Fight, small girl, fight!

There is an African saying that goes “A small man is not a boy”.

I believe it panders to the education of people who tend to think anyone small is a child, and should be treated as such.

I have suffered from these people my whole life. But no more. This is the year I began to tell people off on the spot, and next year I shall graduate to putting them in a room and lecturing them. With a projector.

lecture

A small man is not a what? A boy!

One day I was in a business meeting in a hotel lobby when a lady I’d worked with many years ago interrupted us.

“Eh, Lindsey!” she laughed. “You haven’t gained any weight at all after all this time. You look like such a child!”

She chuckled and I suppose I was expected to smile and say, “Aha. Aha. Ahahaha.”  No. I opened my mouth and said “You can’t say that to me”.

Her smile faltered. I continued.

“I’m a grown woman in an important meeting, and you interrupt us to tell me and my friend here that you think I’m a baby? Get lost!”

She disappeared, trailing her ample behind her. Was I too harsh? Tough.

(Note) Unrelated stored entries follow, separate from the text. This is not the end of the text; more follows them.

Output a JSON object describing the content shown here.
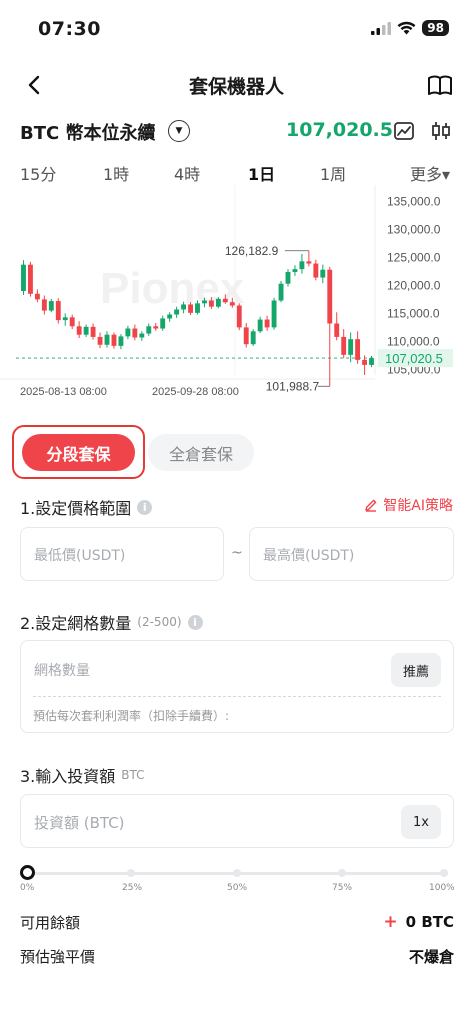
{
  "status": {
    "time": "07:30",
    "battery": "98"
  },
  "nav": {
    "title": "套保機器人"
  },
  "pair": {
    "name": "BTC 幣本位永續",
    "price": "107,020.5"
  },
  "timeframes": [
    {
      "label": "15分",
      "active": false
    },
    {
      "label": "1時",
      "active": false
    },
    {
      "label": "4時",
      "active": false
    },
    {
      "label": "1日",
      "active": true
    },
    {
      "label": "1周",
      "active": false
    },
    {
      "label": "更多▾",
      "active": false
    }
  ],
  "chart_data": {
    "type": "candlestick",
    "y_ticks": [
      "135,000.0",
      "130,000.0",
      "125,000.0",
      "120,000.0",
      "115,000.0",
      "110,000.0",
      "105,000.0"
    ],
    "ylim": [
      104000,
      136500
    ],
    "x_tick_labels": [
      "2025-08-13 08:00",
      "2025-09-28 08:00"
    ],
    "high_label": "126,182.9",
    "low_label": "101,988.7",
    "last_price_label": "107,020.5",
    "last_price": 107020.5,
    "watermark": "Pionex",
    "colors": {
      "up": "#14a66b",
      "down": "#f0444b"
    },
    "candles": [
      [
        119000,
        124500,
        118300,
        123700
      ],
      [
        123700,
        124200,
        118000,
        118500
      ],
      [
        118500,
        119300,
        117000,
        117500
      ],
      [
        117500,
        118200,
        114800,
        115500
      ],
      [
        115500,
        117600,
        115200,
        117200
      ],
      [
        117200,
        117700,
        113200,
        113800
      ],
      [
        113800,
        115000,
        112800,
        114300
      ],
      [
        114300,
        114800,
        112200,
        112700
      ],
      [
        112700,
        113600,
        110600,
        111200
      ],
      [
        111200,
        113000,
        110800,
        112600
      ],
      [
        112600,
        113200,
        110300,
        110800
      ],
      [
        110800,
        111600,
        108800,
        109400
      ],
      [
        109400,
        111800,
        108900,
        111200
      ],
      [
        111200,
        111600,
        108700,
        109200
      ],
      [
        109200,
        111300,
        108600,
        110900
      ],
      [
        110900,
        112800,
        110400,
        112300
      ],
      [
        112300,
        113000,
        110200,
        110700
      ],
      [
        110700,
        111800,
        110100,
        111400
      ],
      [
        111400,
        113200,
        111000,
        112700
      ],
      [
        112700,
        113300,
        111900,
        112300
      ],
      [
        112300,
        114600,
        111900,
        114100
      ],
      [
        114100,
        115200,
        113500,
        114800
      ],
      [
        114800,
        116200,
        114200,
        115700
      ],
      [
        115700,
        117100,
        115000,
        116600
      ],
      [
        116600,
        117000,
        114700,
        115100
      ],
      [
        115100,
        117300,
        114800,
        116800
      ],
      [
        116800,
        117800,
        116100,
        117300
      ],
      [
        117300,
        117900,
        115800,
        116200
      ],
      [
        116200,
        117900,
        115900,
        117600
      ],
      [
        117600,
        118400,
        116700,
        117000
      ],
      [
        117000,
        117800,
        116000,
        116400
      ],
      [
        116400,
        116800,
        112000,
        112500
      ],
      [
        112500,
        113300,
        108900,
        109500
      ],
      [
        109500,
        112200,
        109200,
        111800
      ],
      [
        111800,
        114400,
        111500,
        113900
      ],
      [
        113900,
        114600,
        111900,
        112500
      ],
      [
        112500,
        117800,
        112100,
        117300
      ],
      [
        117300,
        120800,
        117000,
        120300
      ],
      [
        120300,
        122900,
        119800,
        122400
      ],
      [
        122400,
        123600,
        121700,
        122900
      ],
      [
        122900,
        125600,
        122100,
        124300
      ],
      [
        124300,
        126182.9,
        123400,
        123900
      ],
      [
        123900,
        124600,
        120900,
        121400
      ],
      [
        121400,
        123700,
        120400,
        122800
      ],
      [
        122800,
        123300,
        101988.7,
        113200
      ],
      [
        113200,
        115200,
        110200,
        110800
      ],
      [
        110800,
        112200,
        107000,
        107600
      ],
      [
        107600,
        111600,
        106300,
        110400
      ],
      [
        110400,
        111800,
        106000,
        106700
      ],
      [
        106700,
        107500,
        104000,
        105800
      ],
      [
        105800,
        107400,
        105400,
        107020.5
      ]
    ]
  },
  "modes": {
    "active": "分段套保",
    "other": "全倉套保"
  },
  "section1": {
    "title": "1.設定價格範圍",
    "ai_link": "智能AI策略",
    "min_placeholder": "最低價(USDT)",
    "max_placeholder": "最高價(USDT)",
    "separator": "~"
  },
  "section2": {
    "title": "2.設定網格數量",
    "hint": "(2-500)",
    "placeholder": "網格數量",
    "recommend": "推薦",
    "note": "預估每次套利利潤率（扣除手續費）:"
  },
  "section3": {
    "title": "3.輸入投資額",
    "unit": "BTC",
    "placeholder": "投資額 (BTC)",
    "leverage": "1x"
  },
  "slider": {
    "labels": [
      "0%",
      "25%",
      "50%",
      "75%",
      "100%"
    ],
    "value_percent": 0
  },
  "available": {
    "label": "可用餘額",
    "value": "0 BTC"
  },
  "liquidation": {
    "label": "預估強平價",
    "value": "不爆倉"
  }
}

One time, I was attending a conference for work. One of my fellow attendees seemed to find my petiteness highly amusing and always pointed it out, smiling genially as she humiliated me.

“Hello, little girl!” She would call out as I approached a table for tea.

“Hey there, you small girl!” she’d say another time.

“I’m 30 years old,” I always said. She would respond with “Oh, but you know what I mean. You are so small!”

I liked her so it was difficult to be as brusque with her as I was with ample behind up there. Eventually though, she got used to my petiteness so that was a relief.

If it is not okay for someone to laugh at a fat person and go “Banange you are so fat. You look like a pig. Why do you eat so much?”, why is it okay to laugh at a thin person and go “Banange you are so tiny. All bones. Why don’t you eat more?”.

3 thoughts on “Fight, small girl, fight!”

  1. I’ve had the exact same thing happen to me- I also live in Kampala, and one time a woman (that I hardly knew) told me that I looked like I was 13, and that I should “get some fat on those bones”. She then proceeded to interrogate me on what I eat. I was fuming, and unfortunately I just smiled politely whilst she laughed at her own jokes about my body.